ボーカロイドから「逆デビュー」のソロシンガー
「風雅なおと」が生まれた瞬間
アーティストのバックコーラスやCMソングなどに歌声を提供する、スタジオボーカルという職業がある。
有名なところでは木戸やすひろさんや広谷順子さんなどがいるが、風雅(ふうが)なおとさんもその1人だ。
いわばプロの裏方とも言える風雅さんが、歌手としてソロデビューを果たしたのは昨年12月のこと。

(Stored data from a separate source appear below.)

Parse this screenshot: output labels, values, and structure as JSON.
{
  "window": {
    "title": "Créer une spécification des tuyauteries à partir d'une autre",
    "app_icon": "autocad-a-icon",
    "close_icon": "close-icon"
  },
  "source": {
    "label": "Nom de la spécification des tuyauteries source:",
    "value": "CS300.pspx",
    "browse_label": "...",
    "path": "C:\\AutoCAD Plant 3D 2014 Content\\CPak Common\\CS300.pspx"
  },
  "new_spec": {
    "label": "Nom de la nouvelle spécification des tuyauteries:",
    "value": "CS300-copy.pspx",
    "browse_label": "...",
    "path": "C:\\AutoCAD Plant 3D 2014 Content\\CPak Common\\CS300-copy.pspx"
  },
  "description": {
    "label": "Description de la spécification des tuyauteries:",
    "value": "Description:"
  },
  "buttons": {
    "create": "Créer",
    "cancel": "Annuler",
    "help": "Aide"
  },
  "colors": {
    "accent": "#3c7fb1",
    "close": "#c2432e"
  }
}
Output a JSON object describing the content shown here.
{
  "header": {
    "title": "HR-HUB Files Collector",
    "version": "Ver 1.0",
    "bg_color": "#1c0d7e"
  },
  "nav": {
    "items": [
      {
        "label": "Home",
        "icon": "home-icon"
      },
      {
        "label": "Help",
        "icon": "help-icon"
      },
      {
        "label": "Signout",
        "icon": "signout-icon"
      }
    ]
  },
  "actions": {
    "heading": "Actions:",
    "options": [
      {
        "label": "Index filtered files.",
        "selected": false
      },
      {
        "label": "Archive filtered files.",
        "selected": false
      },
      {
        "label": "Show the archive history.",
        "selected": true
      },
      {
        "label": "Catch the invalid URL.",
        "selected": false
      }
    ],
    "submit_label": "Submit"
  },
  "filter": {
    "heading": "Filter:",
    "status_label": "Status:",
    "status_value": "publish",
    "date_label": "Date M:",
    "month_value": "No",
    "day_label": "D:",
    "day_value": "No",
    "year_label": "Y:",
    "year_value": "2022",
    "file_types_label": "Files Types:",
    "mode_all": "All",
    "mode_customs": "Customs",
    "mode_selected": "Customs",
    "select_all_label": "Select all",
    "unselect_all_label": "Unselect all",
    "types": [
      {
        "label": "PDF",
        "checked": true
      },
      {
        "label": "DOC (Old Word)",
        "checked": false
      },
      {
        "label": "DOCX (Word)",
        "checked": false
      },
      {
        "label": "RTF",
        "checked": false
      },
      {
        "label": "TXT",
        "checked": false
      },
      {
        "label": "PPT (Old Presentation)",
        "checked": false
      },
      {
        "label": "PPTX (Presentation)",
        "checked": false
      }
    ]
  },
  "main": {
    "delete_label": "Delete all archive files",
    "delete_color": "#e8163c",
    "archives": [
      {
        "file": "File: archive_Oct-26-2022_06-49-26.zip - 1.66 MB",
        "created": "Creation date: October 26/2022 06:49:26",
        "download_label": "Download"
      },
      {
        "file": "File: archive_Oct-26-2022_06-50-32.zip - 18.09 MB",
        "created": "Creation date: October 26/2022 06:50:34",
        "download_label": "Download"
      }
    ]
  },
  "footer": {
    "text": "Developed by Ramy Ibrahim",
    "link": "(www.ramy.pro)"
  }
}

LoiDから発売された「卑怯戦隊うろたんだー」がその作品だ。本人が声を担当したボーカロイドソフト「KAITO」を使用した楽曲を自らカバーするという異色のCDだった。
今月1日にはシングル「千年の独奏歌」を発売。オリコンの週間チャートで初登場35位にランクインした。今回もやはりKAITOの曲をカバーしたものだが、アートワークにはKAITOの文字はなく「風雅なおと」とだけクレジットされている。子どもの頃から「歌手」にあこがれていた風雅さんが、夢をつかんだ瞬間だった。
大学時代にはバンドでキーボードを担当し、その傍らでスクールに歌を習いに行っていた。当時の目標はジャズシンガー。バーでピアノの弾き語りのバイトをしたこともあった。音楽一本だけで食べていくのは難しいことも分かっていたが、夢をあきらめきれず、スタジオボーカルとして活動をはじめた。
「たまたま同じスクールで習っていた女性がバックコーラスの活動をしていたことがあったんですね。そこで譜面の読める男性を探していると声をかけてもらったんです」
それをきっかけとして、スタジオボーカルとしての活動が始まった。はじめは音楽事務所に所属し、CMソングからコーラスパート、カラオケ楽曲のコーラスパートなど、自分に出来ることはなんでもこなした。
「ザ・ベストテン」や「夜のヒットスタジオ」などの歌番組でもコーラスを担当し、スタジオからの要請があれば、戦隊もののボーカルも務めた。
実際にステージに立ち、光GENJIや少年隊、田原俊彦などのコーラスを務めたこともある。大橋純子さんや、ピンクレディーの未唯さんなどとも一緒に仕事をしていた。自分の歌い方をおさえ、要望に応えるために歌い続けた。